Journée d’études du vendredi 23 janvier 2015 organisée dans le cadre de la Semaine du Labex

La question des futurs urbains s’est posée de façon exemplaire dans le cas de la création de villes. Ces « cités nouvelles » illustrent la volonté et la capacité des sociétés qui les construisent à se projeter dans l’avenir. Des colonies grecques aux villes nouvelles de la seconde moitié du XXe siècle, l’humanité a régulièrement pensé son urbanité dans le cadre de ces « cités nouvelles ». Le terme ne peut donner lieu à une définition possible tant son acceptation urbanistique, politique ou sociétale a pu varier selon les espaces et les périodes concernées. Il est clair cependant que les cités nouvelles du passé constituent un corpus d’expériences urbaines que notre temps se doit de connaître et que plusieurs équipes d’urbanistes (par exemple en Asie ou en Amérique latine) mobilisent de facto dans leurs projets urbains actuels.

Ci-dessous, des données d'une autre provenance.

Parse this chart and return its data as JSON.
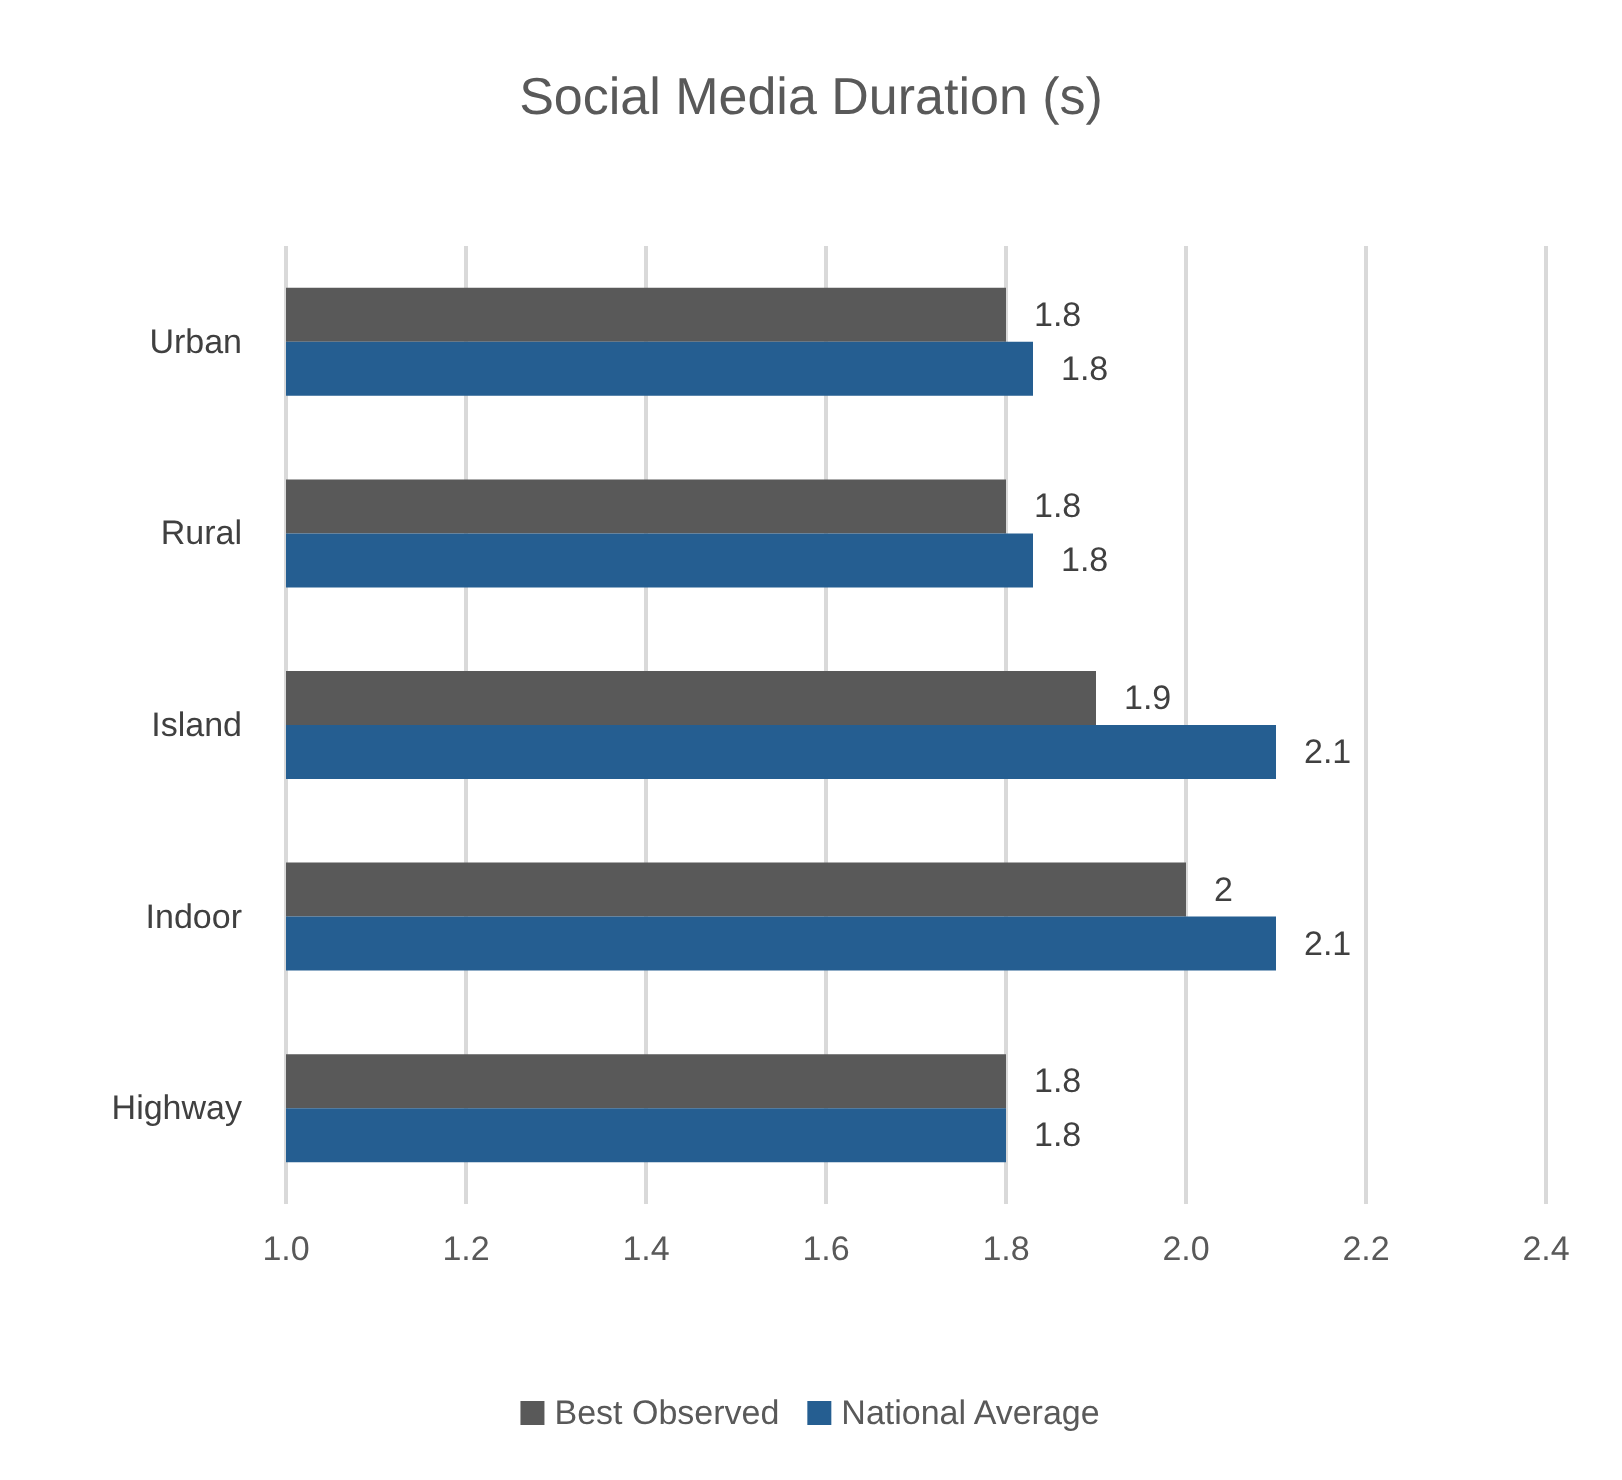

Cités et villes nouvelles ont suscité des quantités de travaux permettant aussi bien d’interroger leur imaginaire urbain (des registres de l’utopie au décryptage du langage technocratique de l’aménagement des territoires) que leurs modalités de production (de la maîtrise foncière aux privilèges fiscaux). Les lectures architecturales ou urbanistiques de l’histoire des cités nouvelles ont permis de préciser l’articulation entre les héritages et les innovations et de mettre en débat la question des styles et des modèles. De nombreux travaux se sont également intéressés aux populations qui sont venues dans ces villes, aux différentes manières dont elles se sont réappropriées et ont parfois réinventé les espaces.

Les cités nouvelles, produites dans des contextes économiques et sociaux spécifiques, ont d’abord été conçues, aux XIXe et XXe siècles dans le cadre de politiques publiques nationales – il était donc naturel que les historiens commencent par les analyser à cette échelle-là, à l’aune des cultures politico-administratives nationales. Néanmoins elles sont aussi le fruit d’échanges entre ingénieurs, urbanistes, responsables politiques qui ont pu être qualifié de mouvement transnational. Faire histoire de ces échanges et des réseaux qui les sous-tendent permet de comprendre une part non négligeable de la structure actuelle de l’expertise internationale en urbanisme.

Nous nous proposons d’interroger durant cette journée d’études ces échanges et ces réseaux à travers trois questions complémentaires :

1.        Qui échange avec qui ? 

Les recherches sur les réseaux réformateurs municipaux ont mis en évidence l’importance des échanges sur les expériences urbaines aussi bien entre les élus locaux qu’entre les techniciens de la ville (architectes, ingénieurs, urbanistes) et les chercheurs associés au projet urbain (géographes, économistes) et dans une moindre mesure les milieux économiques (chambre de commerce et d’industrie, administrations portuaires, grandes entreprises,…). D’autres recherches ont mis en évidence l’importance précoce dans ces échanges de certains acteurs du monde de la prestation d’études (agences d’architecture, bureaux d’études d’ingénierie, etc.) dont l’action se porte à l’échelle internationale.  Il s’agira de reprendre cette grille de lecture en l’appliquant aux cités nouvelles du passé et du présent pour identifier les types de réseaux concernés, leurs modalités d’organisation (associations, forums,…), de fonctionnement (correspondances, voyages d’études, ateliers de projets urbains,…) et de rayonnement (publications professionnelles et savantes,…). Il s’agira aussi d’interroger l’articulation qu’on suppose décisive entre milieux professionnels (et économiques) et sphères politiques à l’occasion de ces échanges.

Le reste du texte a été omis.